8.3.1 Prior Approval
Employees using personally-owned devices, software, and/or related components to access USG data will ensure such devices employ some sort of device access protection such as, but not limited to, passcode, facial recognition, card swipe, etc. Within the USO, this approval authority is delegated to the first vice chancellor or above in the employee’s chain of command in consultation with the USG vice chancellor and chief information officer (VC/CIO). Participant organizations will establish and document local policies consistent with this prior approval standard.
Participant organizations will establish consistent, documented, and repeatable processes that are consistent with this prior approval standard and can be considered auditable.
Employees using prior-approved personally-owned devices and related software shall make every attempt to keep these devices and related software protected.
Employees using prior-approved personally-owned devices and related software accessing sensitive data will, in addition to device access protection, ensure that the sensitive data is protected using data encryption or USG- provided mobile device management, or the equivalent.
Determination of equivalent measures is reserved to the USG Chief Information Security Officer (CISO), the information security officers (ISOs) of the participant organizations, and/or other delegated designees. Participant organizations will need to document evidence of compliance.
Passwords and/or other sensitive data will not be stored unencrypted on mobile devices.
Managers will implement a documented process by which employees acknowledge and confirm to have all USG-sensitive data permanently erased from their personally-owned devices once their use is no longer required, as defined in Section 8.2.
Employees agree to and accept that their access to USG networks may be monitored in order to identify unusual usage patterns or other suspicious activity. This monitoring is necessary in order to identify accounts/computers that may have been compromised by external parties.

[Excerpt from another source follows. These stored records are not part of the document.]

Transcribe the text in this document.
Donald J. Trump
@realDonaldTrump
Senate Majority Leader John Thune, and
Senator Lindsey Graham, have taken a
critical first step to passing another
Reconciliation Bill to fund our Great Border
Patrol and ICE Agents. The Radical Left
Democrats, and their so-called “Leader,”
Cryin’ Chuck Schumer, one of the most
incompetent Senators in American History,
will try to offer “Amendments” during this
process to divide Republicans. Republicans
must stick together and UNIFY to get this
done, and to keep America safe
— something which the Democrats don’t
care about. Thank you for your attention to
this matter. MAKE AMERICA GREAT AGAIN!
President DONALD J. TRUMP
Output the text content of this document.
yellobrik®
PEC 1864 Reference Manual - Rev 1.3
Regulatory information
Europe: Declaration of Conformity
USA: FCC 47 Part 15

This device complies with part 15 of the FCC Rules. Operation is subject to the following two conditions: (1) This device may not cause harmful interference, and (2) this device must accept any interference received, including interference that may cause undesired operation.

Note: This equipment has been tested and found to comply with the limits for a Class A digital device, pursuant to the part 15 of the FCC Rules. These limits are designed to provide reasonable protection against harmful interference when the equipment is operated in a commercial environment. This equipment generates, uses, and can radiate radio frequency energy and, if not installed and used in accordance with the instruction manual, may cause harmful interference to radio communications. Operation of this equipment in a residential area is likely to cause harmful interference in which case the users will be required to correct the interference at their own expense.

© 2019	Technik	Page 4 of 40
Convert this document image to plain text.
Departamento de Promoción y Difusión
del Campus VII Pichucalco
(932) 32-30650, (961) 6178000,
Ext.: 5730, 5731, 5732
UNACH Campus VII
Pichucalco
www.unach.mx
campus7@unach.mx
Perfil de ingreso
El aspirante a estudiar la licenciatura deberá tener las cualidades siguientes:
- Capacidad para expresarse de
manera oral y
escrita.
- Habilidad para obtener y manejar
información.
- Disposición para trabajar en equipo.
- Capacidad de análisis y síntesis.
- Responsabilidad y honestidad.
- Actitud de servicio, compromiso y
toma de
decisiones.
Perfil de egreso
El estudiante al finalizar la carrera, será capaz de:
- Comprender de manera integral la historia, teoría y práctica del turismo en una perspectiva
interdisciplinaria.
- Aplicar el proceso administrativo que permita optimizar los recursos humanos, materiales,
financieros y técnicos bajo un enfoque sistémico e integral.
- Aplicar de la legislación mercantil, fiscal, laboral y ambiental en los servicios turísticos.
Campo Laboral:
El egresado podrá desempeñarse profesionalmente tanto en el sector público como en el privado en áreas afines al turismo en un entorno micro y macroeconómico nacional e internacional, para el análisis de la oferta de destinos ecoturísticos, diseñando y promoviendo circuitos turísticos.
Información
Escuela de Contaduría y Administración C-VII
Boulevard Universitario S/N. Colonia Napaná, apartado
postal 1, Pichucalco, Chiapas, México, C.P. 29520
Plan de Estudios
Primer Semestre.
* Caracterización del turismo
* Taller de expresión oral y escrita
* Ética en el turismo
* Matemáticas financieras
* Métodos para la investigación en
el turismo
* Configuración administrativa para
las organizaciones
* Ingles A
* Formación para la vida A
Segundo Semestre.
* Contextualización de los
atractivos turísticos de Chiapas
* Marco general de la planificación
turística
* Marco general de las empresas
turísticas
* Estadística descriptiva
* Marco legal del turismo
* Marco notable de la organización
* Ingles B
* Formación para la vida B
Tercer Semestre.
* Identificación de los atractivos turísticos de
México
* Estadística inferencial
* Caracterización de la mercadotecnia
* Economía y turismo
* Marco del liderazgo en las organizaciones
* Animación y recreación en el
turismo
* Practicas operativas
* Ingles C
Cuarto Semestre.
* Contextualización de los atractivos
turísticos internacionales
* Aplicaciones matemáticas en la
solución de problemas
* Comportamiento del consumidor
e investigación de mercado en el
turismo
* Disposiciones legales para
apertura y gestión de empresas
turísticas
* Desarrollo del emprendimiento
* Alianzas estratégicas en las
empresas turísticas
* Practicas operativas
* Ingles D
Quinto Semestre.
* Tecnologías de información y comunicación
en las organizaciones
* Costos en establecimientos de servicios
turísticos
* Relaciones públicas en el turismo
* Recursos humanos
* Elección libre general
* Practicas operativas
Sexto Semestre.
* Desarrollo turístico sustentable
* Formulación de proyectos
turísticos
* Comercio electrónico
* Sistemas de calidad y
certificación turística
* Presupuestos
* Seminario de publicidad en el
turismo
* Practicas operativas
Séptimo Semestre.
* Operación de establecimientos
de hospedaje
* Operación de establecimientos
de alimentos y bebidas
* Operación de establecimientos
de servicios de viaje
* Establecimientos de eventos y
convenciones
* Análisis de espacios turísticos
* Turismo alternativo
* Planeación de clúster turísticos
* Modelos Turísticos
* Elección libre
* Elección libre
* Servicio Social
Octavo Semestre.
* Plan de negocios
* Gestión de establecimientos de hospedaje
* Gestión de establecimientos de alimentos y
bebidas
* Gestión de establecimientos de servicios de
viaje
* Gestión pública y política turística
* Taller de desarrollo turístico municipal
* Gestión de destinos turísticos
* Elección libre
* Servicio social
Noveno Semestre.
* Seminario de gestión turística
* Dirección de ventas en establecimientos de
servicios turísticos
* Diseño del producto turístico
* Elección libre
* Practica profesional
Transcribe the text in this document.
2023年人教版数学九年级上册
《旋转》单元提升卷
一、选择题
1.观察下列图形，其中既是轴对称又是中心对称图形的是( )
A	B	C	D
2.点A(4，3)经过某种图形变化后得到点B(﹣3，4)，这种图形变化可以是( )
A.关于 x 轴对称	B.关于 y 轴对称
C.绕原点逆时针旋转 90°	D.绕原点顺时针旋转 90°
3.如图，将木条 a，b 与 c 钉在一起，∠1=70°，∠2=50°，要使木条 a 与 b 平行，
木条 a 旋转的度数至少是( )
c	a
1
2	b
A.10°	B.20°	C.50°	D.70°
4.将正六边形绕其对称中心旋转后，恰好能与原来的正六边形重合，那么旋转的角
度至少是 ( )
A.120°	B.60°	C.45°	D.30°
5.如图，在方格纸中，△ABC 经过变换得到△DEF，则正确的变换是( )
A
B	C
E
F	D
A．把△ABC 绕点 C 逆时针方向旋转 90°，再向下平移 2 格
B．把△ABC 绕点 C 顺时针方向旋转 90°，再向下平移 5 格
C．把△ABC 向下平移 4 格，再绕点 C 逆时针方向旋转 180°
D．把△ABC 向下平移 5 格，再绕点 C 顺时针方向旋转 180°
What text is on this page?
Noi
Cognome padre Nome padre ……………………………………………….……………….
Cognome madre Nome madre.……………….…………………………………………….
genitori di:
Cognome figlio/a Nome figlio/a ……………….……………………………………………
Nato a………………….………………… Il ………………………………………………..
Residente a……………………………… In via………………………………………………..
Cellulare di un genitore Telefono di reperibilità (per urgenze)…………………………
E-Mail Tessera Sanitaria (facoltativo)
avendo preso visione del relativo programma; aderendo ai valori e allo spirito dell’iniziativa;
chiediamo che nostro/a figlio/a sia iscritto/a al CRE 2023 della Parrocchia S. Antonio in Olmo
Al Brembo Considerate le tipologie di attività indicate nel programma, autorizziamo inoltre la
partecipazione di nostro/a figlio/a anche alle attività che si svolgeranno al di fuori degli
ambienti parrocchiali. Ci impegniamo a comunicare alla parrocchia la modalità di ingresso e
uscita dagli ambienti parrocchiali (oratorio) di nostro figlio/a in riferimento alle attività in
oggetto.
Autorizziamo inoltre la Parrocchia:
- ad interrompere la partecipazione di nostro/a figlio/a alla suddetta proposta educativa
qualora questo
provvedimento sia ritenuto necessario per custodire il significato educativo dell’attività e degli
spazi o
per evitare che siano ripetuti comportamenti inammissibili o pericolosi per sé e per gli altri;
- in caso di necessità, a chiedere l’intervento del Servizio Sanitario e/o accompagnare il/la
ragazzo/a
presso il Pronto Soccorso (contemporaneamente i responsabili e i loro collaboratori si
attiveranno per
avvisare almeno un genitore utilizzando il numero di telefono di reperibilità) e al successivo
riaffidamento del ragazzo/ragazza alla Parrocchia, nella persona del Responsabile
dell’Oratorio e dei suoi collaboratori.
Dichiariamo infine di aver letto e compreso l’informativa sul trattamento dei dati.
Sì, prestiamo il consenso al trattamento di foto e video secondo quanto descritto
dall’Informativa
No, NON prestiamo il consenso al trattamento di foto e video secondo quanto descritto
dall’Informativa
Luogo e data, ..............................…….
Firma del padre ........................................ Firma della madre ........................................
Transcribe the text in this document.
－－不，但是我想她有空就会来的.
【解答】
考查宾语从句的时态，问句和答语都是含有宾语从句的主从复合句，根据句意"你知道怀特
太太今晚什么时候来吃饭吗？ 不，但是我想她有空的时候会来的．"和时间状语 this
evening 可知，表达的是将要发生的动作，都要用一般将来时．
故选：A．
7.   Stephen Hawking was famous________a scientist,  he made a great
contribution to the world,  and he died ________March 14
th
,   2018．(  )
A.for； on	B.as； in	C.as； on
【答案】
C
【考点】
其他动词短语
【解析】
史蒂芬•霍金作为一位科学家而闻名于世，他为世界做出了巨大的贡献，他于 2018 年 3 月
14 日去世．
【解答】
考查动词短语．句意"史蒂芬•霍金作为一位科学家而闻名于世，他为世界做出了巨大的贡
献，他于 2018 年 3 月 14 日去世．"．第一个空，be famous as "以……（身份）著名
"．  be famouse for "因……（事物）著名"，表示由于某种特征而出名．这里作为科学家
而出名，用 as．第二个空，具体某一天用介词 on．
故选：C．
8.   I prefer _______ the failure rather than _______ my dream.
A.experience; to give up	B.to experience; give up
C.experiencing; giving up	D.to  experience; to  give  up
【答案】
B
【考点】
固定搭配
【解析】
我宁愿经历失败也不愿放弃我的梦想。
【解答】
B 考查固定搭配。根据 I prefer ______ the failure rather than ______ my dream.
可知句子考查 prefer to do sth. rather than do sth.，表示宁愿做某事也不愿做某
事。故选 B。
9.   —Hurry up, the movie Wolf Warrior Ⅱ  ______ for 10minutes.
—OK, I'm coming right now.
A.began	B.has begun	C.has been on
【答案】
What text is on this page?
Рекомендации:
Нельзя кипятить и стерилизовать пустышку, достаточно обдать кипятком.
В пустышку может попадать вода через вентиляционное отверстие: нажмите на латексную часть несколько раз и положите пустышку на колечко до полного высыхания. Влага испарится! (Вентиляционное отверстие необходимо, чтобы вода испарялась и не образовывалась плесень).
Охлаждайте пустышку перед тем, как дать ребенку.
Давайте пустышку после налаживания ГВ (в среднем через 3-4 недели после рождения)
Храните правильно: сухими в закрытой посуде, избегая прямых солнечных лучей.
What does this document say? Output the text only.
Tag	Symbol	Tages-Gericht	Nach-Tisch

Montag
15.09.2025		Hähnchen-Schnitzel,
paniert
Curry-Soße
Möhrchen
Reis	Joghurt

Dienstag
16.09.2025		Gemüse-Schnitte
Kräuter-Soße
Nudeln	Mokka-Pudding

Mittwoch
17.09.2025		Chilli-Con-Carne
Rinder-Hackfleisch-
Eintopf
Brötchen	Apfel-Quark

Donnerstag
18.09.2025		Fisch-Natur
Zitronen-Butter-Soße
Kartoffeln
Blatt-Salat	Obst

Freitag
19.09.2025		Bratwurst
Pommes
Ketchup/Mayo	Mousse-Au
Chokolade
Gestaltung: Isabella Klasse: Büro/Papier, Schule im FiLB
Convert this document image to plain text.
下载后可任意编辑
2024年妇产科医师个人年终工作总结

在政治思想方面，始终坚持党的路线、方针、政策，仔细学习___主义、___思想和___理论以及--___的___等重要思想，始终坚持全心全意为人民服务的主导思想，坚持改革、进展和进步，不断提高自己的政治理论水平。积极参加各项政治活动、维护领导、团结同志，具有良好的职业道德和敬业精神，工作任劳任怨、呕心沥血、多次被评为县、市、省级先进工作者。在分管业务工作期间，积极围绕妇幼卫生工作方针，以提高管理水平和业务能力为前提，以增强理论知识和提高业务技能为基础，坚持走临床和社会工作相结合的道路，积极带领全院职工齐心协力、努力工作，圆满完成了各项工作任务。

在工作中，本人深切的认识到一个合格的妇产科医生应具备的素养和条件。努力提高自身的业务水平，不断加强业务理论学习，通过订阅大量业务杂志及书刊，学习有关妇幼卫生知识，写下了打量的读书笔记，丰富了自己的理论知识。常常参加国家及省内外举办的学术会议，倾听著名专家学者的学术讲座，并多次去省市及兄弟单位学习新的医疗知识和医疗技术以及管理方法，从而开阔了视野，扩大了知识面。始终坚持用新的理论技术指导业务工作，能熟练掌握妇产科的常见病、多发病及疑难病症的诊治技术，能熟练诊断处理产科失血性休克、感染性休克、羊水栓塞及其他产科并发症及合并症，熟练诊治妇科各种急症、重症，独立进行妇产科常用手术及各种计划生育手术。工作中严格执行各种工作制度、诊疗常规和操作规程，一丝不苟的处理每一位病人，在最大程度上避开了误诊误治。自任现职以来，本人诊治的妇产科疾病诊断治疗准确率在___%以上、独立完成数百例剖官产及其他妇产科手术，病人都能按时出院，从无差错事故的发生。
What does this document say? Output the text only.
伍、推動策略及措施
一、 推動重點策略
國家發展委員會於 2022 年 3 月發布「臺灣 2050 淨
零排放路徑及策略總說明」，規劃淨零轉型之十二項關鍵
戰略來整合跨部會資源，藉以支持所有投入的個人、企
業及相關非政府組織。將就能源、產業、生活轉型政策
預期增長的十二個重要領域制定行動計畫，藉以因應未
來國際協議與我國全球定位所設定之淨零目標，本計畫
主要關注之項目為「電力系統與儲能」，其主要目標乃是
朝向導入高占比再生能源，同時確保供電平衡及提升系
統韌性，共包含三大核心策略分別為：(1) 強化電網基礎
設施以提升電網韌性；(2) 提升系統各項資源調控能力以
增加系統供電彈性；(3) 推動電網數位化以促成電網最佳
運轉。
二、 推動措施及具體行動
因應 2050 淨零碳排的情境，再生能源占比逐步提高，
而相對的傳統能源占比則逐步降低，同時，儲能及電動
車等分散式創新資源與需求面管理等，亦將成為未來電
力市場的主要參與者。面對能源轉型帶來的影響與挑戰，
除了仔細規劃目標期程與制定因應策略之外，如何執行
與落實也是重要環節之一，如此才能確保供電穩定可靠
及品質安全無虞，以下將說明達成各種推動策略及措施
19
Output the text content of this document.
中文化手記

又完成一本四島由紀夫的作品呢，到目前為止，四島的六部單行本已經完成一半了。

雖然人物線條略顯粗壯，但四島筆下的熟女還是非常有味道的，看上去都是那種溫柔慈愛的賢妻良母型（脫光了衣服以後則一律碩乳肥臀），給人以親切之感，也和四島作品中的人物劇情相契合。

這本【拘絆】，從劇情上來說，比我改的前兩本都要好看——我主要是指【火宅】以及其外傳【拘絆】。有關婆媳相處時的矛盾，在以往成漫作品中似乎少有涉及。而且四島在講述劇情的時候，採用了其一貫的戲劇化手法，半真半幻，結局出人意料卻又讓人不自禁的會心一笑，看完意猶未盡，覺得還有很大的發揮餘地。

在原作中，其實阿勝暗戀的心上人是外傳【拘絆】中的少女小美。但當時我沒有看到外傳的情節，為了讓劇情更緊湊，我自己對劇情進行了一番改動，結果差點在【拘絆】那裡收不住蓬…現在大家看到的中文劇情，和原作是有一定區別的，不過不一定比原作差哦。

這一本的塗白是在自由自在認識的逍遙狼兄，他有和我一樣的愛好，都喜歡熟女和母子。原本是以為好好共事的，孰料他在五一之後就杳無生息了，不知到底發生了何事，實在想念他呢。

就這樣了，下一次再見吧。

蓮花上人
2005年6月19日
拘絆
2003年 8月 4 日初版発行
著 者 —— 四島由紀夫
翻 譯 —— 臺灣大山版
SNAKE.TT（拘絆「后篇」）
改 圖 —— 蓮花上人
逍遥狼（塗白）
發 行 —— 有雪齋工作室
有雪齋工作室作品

Employees will immediately report to their managers any incident or suspected incidents of unauthorized data access, data or device loss, and/or disclosure of system or participant organization resources as it relates to personally-owned devices.
Managers will immediately report such incidents to the USG CISO or the participant organization ISO as appropriate.
8.3.3 USG Intellectual Property
The principal storage location of state-owned data is a state-owned or contracted resource.
Sensitive state-owned data may not be stored on external cloud-based personal accounts.
8.3.4 Device and Application Support
Personally-owned devices and software are not eligible for support from USG departments.
Employees will make no modifications to personally-owned hardware or software that circumvents established USG security protocols in a significant way; e.g., replacing or overriding the operating system or “jail-breaking.”